Transcript

Professor Clive Emsley

Generally common knowledge is something that you don’t have to look up. It’s the obvious. Two plus two equals four. Shakespeare wrote Hamlet. The First World War was fought between 1914 and 1918. These are things which are so generally accepted you don’t have to look them up. We almost imbibe them with our mother’s milk.

Common knowledge in the Arts is really no different from common knowledge in anything else. We know that Dickens wrote Oliver Twist. We know that the first atomic bomb was dropped in 1945. These are simply things that we know, and that are related to issues within the broad disciplines in the Arts. The examples about dropping bombs, the examples about war, obviously are common knowledge in history. The examples about who wrote what, that Leonardo da Vinci painted the Mona Lisa. These are simply things almost, that you could say, we know without really knowing how we know them.

The decision as to what common knowledge is, essentially is up to the student. It does get a bit messy the closer that you focus in on an issue. If you are writing in broad terms about wars, about authorships, then you will employ common knowledge: Joseph Conrad wrote The Secret Agent or Joseph Conrad’s novel The Secret Agent because that’s simply something that you’re referring to in passing. Similarly, Shakespeare’s play Hamlet, something that you’re referring to in passing. If, however, you are focusing on a question about the authorship of novels or plays, then you might have to start referencing issues of authorship. I suppose the best examples of this would be the dispute over whether or not Shakespeare wrote those plays. A lot of people have asked whether it is conceivable that a relatively simple actor from the wilds of Warwickshire could write this fantastic poetry, and some people have come up with the answer that it’s absolutely impossible; it must have been somebody else. Now, the moment that you start focusing down on authorship, and debates about authorship, that’s really when common knowledge ceases to be a tool that you can employ, and you have to get down to referencing. You have to say, who says Shakespeare couldn’t have written those plays? And who did write those plays, given the way sentence structure, the way the poetry has been put together, in comparison with the way other poems and other sentences are put together by other playwrights of the period?

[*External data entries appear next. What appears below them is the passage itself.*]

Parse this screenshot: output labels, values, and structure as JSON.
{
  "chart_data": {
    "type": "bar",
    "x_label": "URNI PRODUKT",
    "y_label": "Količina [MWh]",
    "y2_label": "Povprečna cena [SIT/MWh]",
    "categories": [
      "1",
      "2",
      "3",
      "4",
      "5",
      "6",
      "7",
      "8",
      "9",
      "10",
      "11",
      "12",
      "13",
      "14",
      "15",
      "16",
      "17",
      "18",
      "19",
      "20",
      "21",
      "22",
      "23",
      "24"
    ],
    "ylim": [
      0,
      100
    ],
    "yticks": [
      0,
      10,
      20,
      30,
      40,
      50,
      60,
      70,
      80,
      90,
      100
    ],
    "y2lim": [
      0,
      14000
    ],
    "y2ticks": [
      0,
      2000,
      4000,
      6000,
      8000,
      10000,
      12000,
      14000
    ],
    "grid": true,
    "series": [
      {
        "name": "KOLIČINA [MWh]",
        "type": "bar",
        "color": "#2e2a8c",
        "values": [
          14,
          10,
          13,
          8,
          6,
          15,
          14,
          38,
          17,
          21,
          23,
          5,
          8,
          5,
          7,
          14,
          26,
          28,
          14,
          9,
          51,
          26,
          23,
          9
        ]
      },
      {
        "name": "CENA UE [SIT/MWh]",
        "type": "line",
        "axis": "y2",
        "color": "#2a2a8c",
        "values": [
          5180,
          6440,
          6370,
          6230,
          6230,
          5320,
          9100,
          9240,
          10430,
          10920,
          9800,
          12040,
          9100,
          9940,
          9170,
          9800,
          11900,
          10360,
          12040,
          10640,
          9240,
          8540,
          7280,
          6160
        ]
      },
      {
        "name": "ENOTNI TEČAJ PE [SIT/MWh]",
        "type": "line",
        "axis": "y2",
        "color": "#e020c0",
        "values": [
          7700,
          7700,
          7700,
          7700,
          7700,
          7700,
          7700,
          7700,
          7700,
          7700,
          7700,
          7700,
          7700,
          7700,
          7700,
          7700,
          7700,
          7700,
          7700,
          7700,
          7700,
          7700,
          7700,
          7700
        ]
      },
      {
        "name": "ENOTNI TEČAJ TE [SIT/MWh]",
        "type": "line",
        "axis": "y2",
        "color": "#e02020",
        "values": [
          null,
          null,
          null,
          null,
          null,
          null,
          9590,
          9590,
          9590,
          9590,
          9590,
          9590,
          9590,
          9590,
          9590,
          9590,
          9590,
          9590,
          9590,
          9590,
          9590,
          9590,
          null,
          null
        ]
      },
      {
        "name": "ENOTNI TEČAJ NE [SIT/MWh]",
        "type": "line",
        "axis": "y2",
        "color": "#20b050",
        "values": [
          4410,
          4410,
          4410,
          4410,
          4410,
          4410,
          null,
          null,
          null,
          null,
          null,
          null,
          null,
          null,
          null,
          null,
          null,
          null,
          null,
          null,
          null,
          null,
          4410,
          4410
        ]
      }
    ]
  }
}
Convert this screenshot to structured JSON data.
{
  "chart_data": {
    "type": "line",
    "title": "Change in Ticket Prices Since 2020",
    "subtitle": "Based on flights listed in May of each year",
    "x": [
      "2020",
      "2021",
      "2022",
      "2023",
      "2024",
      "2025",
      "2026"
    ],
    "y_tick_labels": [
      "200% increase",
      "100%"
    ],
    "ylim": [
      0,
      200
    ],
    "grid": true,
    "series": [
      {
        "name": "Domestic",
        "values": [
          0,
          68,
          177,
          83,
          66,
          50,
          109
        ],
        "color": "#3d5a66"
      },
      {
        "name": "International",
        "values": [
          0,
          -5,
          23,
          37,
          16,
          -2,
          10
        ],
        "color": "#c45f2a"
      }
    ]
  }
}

And here’s another example, going back to the issue of wars. Now, in common knowledge terms the First World War is 1914 to 1918. The Second World War is 1939 to 1945. Common knowledge that we all accept, or at least that we all accept in our part of Europe. Now, if you come from the Balkans, you may well say, well actually the First World War, or the series of conflicts that encapsulate the First World War, begin in 1912 and go on to 1922. That’s the period of the First World War for a Greek or a Turk, or any other of the Balkan peoples. With regard to the Second World War, 1939 to 1945 – well if you’re an American, the Second World War starts in 1941. If you’re Chinese and Japanese the Second World War starts in the middle of the 1930s.

Now, when you are employing, when you are investigating those perspectives, that’s when you need to start referencing. The closer that you are focusing down on an issue, the more common knowledge is beginning to be questionable; is beginning to be unpicked by your work.

Academic judgement is when you go beyond common knowledge, and when you recognise that not everybody is actually going to agree with what I’m saying here, or what I’m saying here is drawn from the judgement of other people. And when you use the judgement or the conclusions of other people, that’s when you have to start referencing. You need to say who the individual was, and there’s not a lot of point in saying, well, some historians say that , or ‘some literary critics say that’. You really ought to specify at least one or two of those literary critics. Otherwise the whole thing is left in the air. We don’t know, we who are marking your work, don’t know who you’re talking about. Well, we might know who you’re talking about, but can we be sure that you know who you’re talking about? So that’s when you need to reference.

The other thing is absolutely essential. You should not lift other people’s work – cut and paste into the middle of an assignment, an essay, or whatever – without referencing it. It is astonishing the way large numbers of people do this, and do it thinking that we won’t actually notice. Generally speaking, associate lecturers and other people do notice when the language of an essay changes. And if you take a paragraph out of an historian, or a literary critic, or an art critic, or a philosopher, and just put it in your essay without referencing it, it will almost certainly be picked up. That’s poor academic judgement on the part of the student, and it suggests probably that the student is not understanding either the issues that are being discussed, that they can’t tell the difference between common knowledge and where people are going beyond common knowledge, and actually questioning issues. That’s what a university education is all about. It’s questioning issues, often issues of common knowledge.

Now, of course, this doesn’t mean to say that you play everything safe and that you reference absolutely everything. You have to think about what you’re doing. You have to recognise that there are some things which are, if you like, common knowledge, which are unchanging. But there are other things, which are the result of careful, constructive thought.

Now you shouldn’t just lift chunks from other people’s work and put them in, because one of the key things that we are looking for is not whether you can go to Wikipedia and slice out a chunk and paste it carefully into the centre of your essay. But when you have a much more sophisticated argument, when you go beyond the common knowledge, when you’re into thinking carefully about an issue and incorporating other people’s thoughts about an issue, that’s when you need to reference.